Il tragico destino di questi esseri derelitti si compie nei macelli, ben lontano dalla vista, dalle orecchie e dalle coscienze dei consumatori, e poi ci pensa l’industria della trasformazione a cancellare le tracce di ciò che erano, in vita, tutti quegli animali uccisi per finire sulle nostre tavole. Non c’è più nessuna coscienza dei passaggi intermedi: cioè che la carne prima di arrivare nei piatti ricopriva le ossa di un animale vivo, che è stato ucciso, macellato e confezionato (a volte anche precotto) per soddisfare i palati dei consumatori.
Per persone che vivono lontane dall’ambiente rurale non è facile collegare quel pezzo di arrosto o quella fetta di prosciutto o di mortadella con l’animale (un animale vivo e vegeto!) a cui apparteneva.
È così che si genera il grande inganno, da cui scaturisce l’indifferenza verso le sofferenze degli animali di cui ci si ciba.
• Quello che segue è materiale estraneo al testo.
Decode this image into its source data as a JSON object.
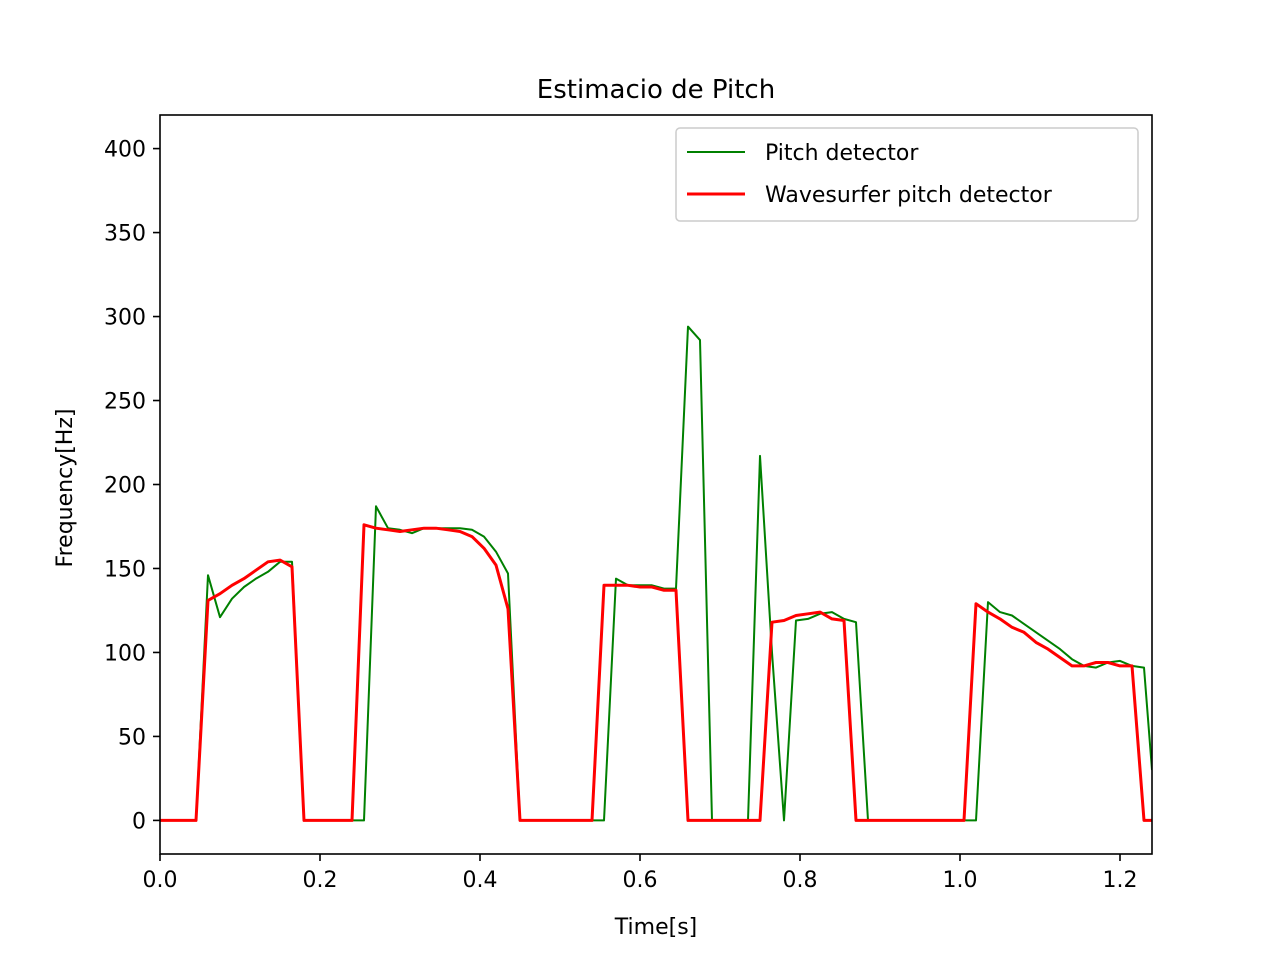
{
  "chart_data": {
    "type": "line",
    "title": "Estimacio de Pitch",
    "xlabel": "Time[s]",
    "ylabel": "Frequency[Hz]",
    "xlim": [
      0.0,
      1.24
    ],
    "ylim": [
      -20,
      420
    ],
    "xticks": [
      0.0,
      0.2,
      0.4,
      0.6,
      0.8,
      1.0,
      1.2
    ],
    "xtick_labels": [
      "0.0",
      "0.2",
      "0.4",
      "0.6",
      "0.8",
      "1.0",
      "1.2"
    ],
    "yticks": [
      0,
      50,
      100,
      150,
      200,
      250,
      300,
      350,
      400
    ],
    "ytick_labels": [
      "0",
      "50",
      "100",
      "150",
      "200",
      "250",
      "300",
      "350",
      "400"
    ],
    "grid": false,
    "legend_position": "top-right",
    "series": [
      {
        "name": "Pitch detector",
        "color": "#008000",
        "x": [
          0.0,
          0.045,
          0.06,
          0.075,
          0.09,
          0.105,
          0.12,
          0.135,
          0.15,
          0.165,
          0.18,
          0.195,
          0.21,
          0.225,
          0.24,
          0.255,
          0.27,
          0.285,
          0.3,
          0.315,
          0.33,
          0.345,
          0.36,
          0.375,
          0.39,
          0.405,
          0.42,
          0.435,
          0.45,
          0.465,
          0.48,
          0.495,
          0.51,
          0.525,
          0.54,
          0.555,
          0.57,
          0.585,
          0.6,
          0.615,
          0.63,
          0.645,
          0.66,
          0.675,
          0.69,
          0.705,
          0.72,
          0.735,
          0.75,
          0.765,
          0.78,
          0.795,
          0.81,
          0.825,
          0.84,
          0.855,
          0.87,
          0.885,
          0.9,
          0.915,
          0.93,
          0.945,
          0.96,
          0.975,
          0.99,
          1.005,
          1.02,
          1.035,
          1.05,
          1.065,
          1.08,
          1.095,
          1.11,
          1.125,
          1.14,
          1.155,
          1.17,
          1.185,
          1.2,
          1.215,
          1.23,
          1.24
        ],
        "y": [
          0,
          0,
          146,
          121,
          132,
          139,
          144,
          148,
          154,
          154,
          0,
          0,
          0,
          0,
          0,
          0,
          187,
          174,
          173,
          171,
          174,
          174,
          174,
          174,
          173,
          169,
          160,
          147,
          0,
          0,
          0,
          0,
          0,
          0,
          0,
          0,
          144,
          140,
          140,
          140,
          138,
          138,
          294,
          286,
          0,
          0,
          0,
          0,
          217,
          100,
          0,
          119,
          120,
          123,
          124,
          120,
          118,
          0,
          0,
          0,
          0,
          0,
          0,
          0,
          0,
          0,
          0,
          130,
          124,
          122,
          117,
          112,
          107,
          102,
          96,
          92,
          91,
          94,
          95,
          92,
          91,
          30
        ]
      },
      {
        "name": "Wavesurfer pitch detector",
        "color": "#ff0000",
        "x": [
          0.0,
          0.045,
          0.06,
          0.075,
          0.09,
          0.105,
          0.12,
          0.135,
          0.15,
          0.165,
          0.18,
          0.195,
          0.21,
          0.225,
          0.24,
          0.255,
          0.27,
          0.285,
          0.3,
          0.315,
          0.33,
          0.345,
          0.36,
          0.375,
          0.39,
          0.405,
          0.42,
          0.435,
          0.45,
          0.465,
          0.48,
          0.495,
          0.51,
          0.525,
          0.54,
          0.555,
          0.57,
          0.585,
          0.6,
          0.615,
          0.63,
          0.645,
          0.66,
          0.675,
          0.69,
          0.705,
          0.72,
          0.735,
          0.75,
          0.765,
          0.78,
          0.795,
          0.81,
          0.825,
          0.84,
          0.855,
          0.87,
          0.885,
          0.9,
          0.915,
          0.93,
          0.945,
          0.96,
          0.975,
          0.99,
          1.005,
          1.02,
          1.035,
          1.05,
          1.065,
          1.08,
          1.095,
          1.11,
          1.125,
          1.14,
          1.155,
          1.17,
          1.185,
          1.2,
          1.215,
          1.23,
          1.24
        ],
        "y": [
          0,
          0,
          131,
          135,
          140,
          144,
          149,
          154,
          155,
          151,
          0,
          0,
          0,
          0,
          0,
          176,
          174,
          173,
          172,
          173,
          174,
          174,
          173,
          172,
          169,
          162,
          152,
          126,
          0,
          0,
          0,
          0,
          0,
          0,
          0,
          140,
          140,
          140,
          139,
          139,
          137,
          137,
          0,
          0,
          0,
          0,
          0,
          0,
          0,
          118,
          119,
          122,
          123,
          124,
          120,
          119,
          0,
          0,
          0,
          0,
          0,
          0,
          0,
          0,
          0,
          0,
          129,
          124,
          120,
          115,
          112,
          106,
          102,
          97,
          92,
          92,
          94,
          94,
          92,
          92,
          0,
          0
        ]
      }
    ]
  }
}
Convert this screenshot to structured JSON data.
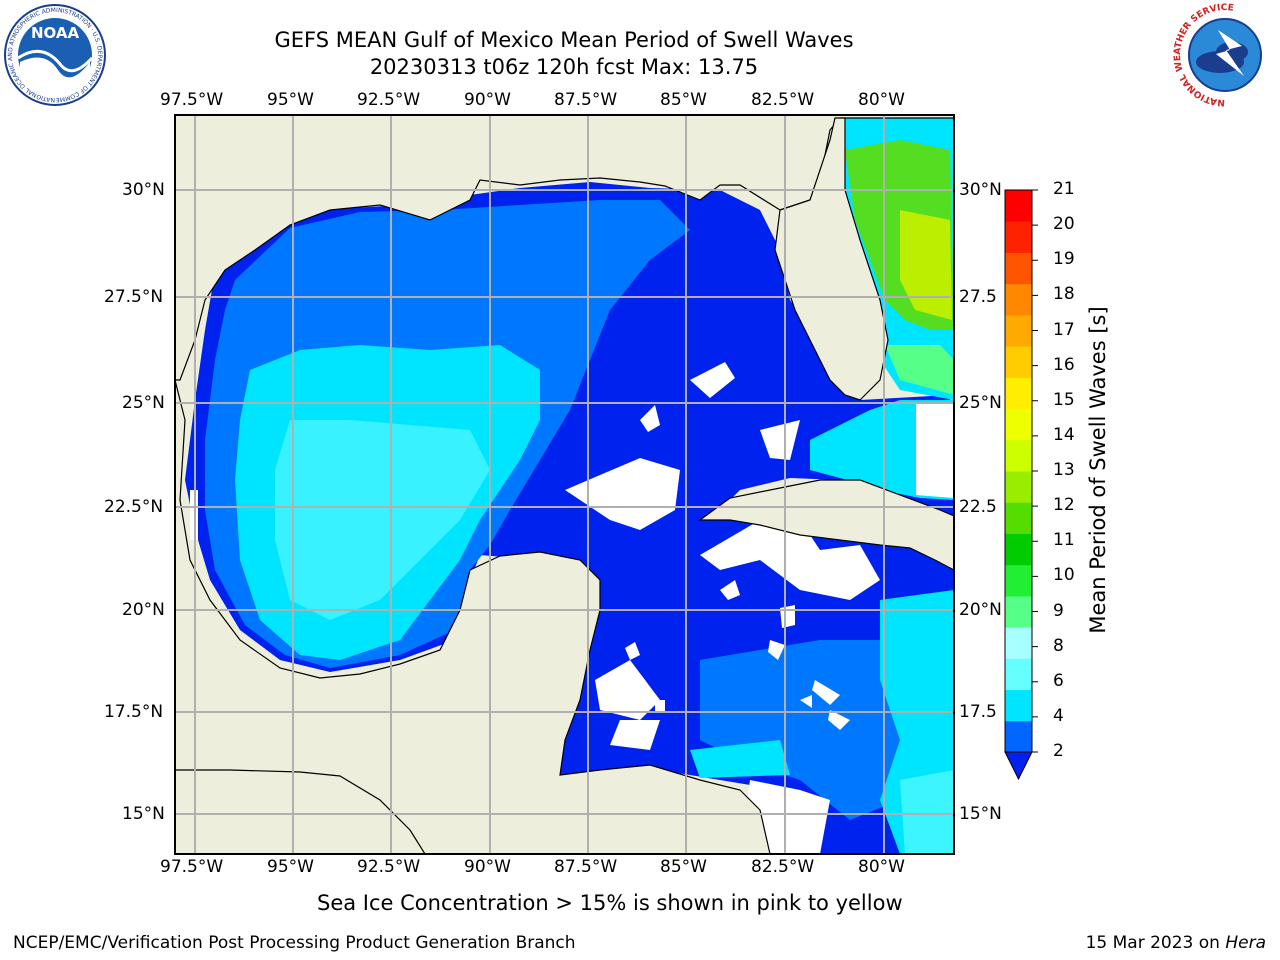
{
  "header": {
    "title_line1": "GEFS MEAN Gulf of Mexico Mean Period of Swell Waves",
    "title_line2": "20230313 t06z 120h fcst   Max: 13.75"
  },
  "map": {
    "lon_labels": [
      "97.5°W",
      "95°W",
      "92.5°W",
      "90°W",
      "87.5°W",
      "85°W",
      "82.5°W",
      "80°W"
    ],
    "lat_labels_left": [
      "30°N",
      "27.5°N",
      "25°N",
      "22.5°N",
      "20°N",
      "17.5°N",
      "15°N"
    ],
    "lat_labels_right": [
      "30°N",
      "27.5",
      "25°N",
      "22.5",
      "20°N",
      "17.5",
      "15°N"
    ]
  },
  "colorbar": {
    "label": "Mean Period of Swell Waves [s]",
    "ticks": [
      "21",
      "20",
      "19",
      "18",
      "17",
      "16",
      "15",
      "14",
      "13",
      "12",
      "11",
      "10",
      "9",
      "8",
      "6",
      "4",
      "2"
    ],
    "colors": [
      "#0066ff",
      "#00e5ff",
      "#66ffff",
      "#a8ffff",
      "#55ff88",
      "#22ee33",
      "#00cc00",
      "#55dd00",
      "#99ee00",
      "#ccff00",
      "#eeff00",
      "#ffee00",
      "#ffcc00",
      "#ffaa00",
      "#ff8800",
      "#ff5500",
      "#ff2200",
      "#ff0000"
    ],
    "extend_color": "#0022ee"
  },
  "notes": {
    "sea_ice": "Sea Ice Concentration > 15% is shown in pink to yellow"
  },
  "footer": {
    "left": "NCEP/EMC/Verification Post Processing Product Generation Branch",
    "date": "15 Mar 2023 on ",
    "host": "Hera"
  },
  "logos": {
    "noaa": {
      "text": "NOAA",
      "ring_text": "NATIONAL OCEANIC AND ATMOSPHERIC ADMINISTRATION · U.S. DEPARTMENT OF COMMERCE"
    },
    "nws": {
      "ring_text": "NATIONAL WEATHER SERVICE"
    }
  },
  "colors": {
    "land": "#eeeedd",
    "deep_blue": "#0022ee",
    "mid_blue": "#0077ff",
    "light_blue": "#00e5ff",
    "grid": "#b0b0b0"
  }
}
Un doppio inganno, generato dall’industrializzazione della produzione della carne e dalla pubblicità, che ci propina immagini di persone gioiose mentre mangiano salumi, arrosti, cotolette, tonni in scatola, senza mai associare i “prodotti” che consumano alla loro origine, senza ricordare che la fettina di salame che oggi mangiano tanto allegramente un tempo era un maiale vivo e vegeto (animale intelligentissimo, tra l’altro).
Ma non se ne parla, perché i soldi spesi in pubblicità dai produttori di carne e derivati della carne chiudono tutte le bocche e fanno assopire tutte le coscienze, tanto che trovare un programma televisivo o un articolo di giornale che svelino il grande inganno e la pericolosità dell’alimentazione carnivora è una rarità.
A nessuno interessa realmente della salute pubblica. Mentre a tanti interessa la salute dei portafogli, che più sono pingui meglio è.
Ci sarebbe da parlarne per giorni, mesi. Ho scritto addirittura un libro sull’argomento: La vendetta dei broccoli, un “giallo “vegetariano” dove cerco di far riflettere sul fatto che per nutrirsi non c’è bisogno di ammazzare esseri viventi.
Stavolta invece lascerò che siano le immagini a parlare. Così come è successo anni fa, dopo l’incontro con quel gregge di pecore e agnellini che mi diede lo spunto per la campagna di Pasqua “Lasciamoli vivere”, forse anche queste foto diventeranno il fulcro di una campagna di sensibilizzazione. Perché se si vuole continuare a mangiare carne la si mangi, ma almeno non si faccia finta di non sapere che anche gli animali provano sentimenti, e il legame di mamma mucca col suo vitellino non è così diverso da quello tra una donna e il suo bambino.
Qualcuno si indignerà per il paragone? Problemi suoi.
Diana Lanciotti
P.S. Solo guardando le foto di mamma mucca col suo vitellino, ho capito perché lei è rimasta ferma in mezzo al prato ad aspettarlo: aveva le zampe anteriori legate tra di loro. Una pratica crudele, che oltretutto non credo sia permessa. Mi informerò.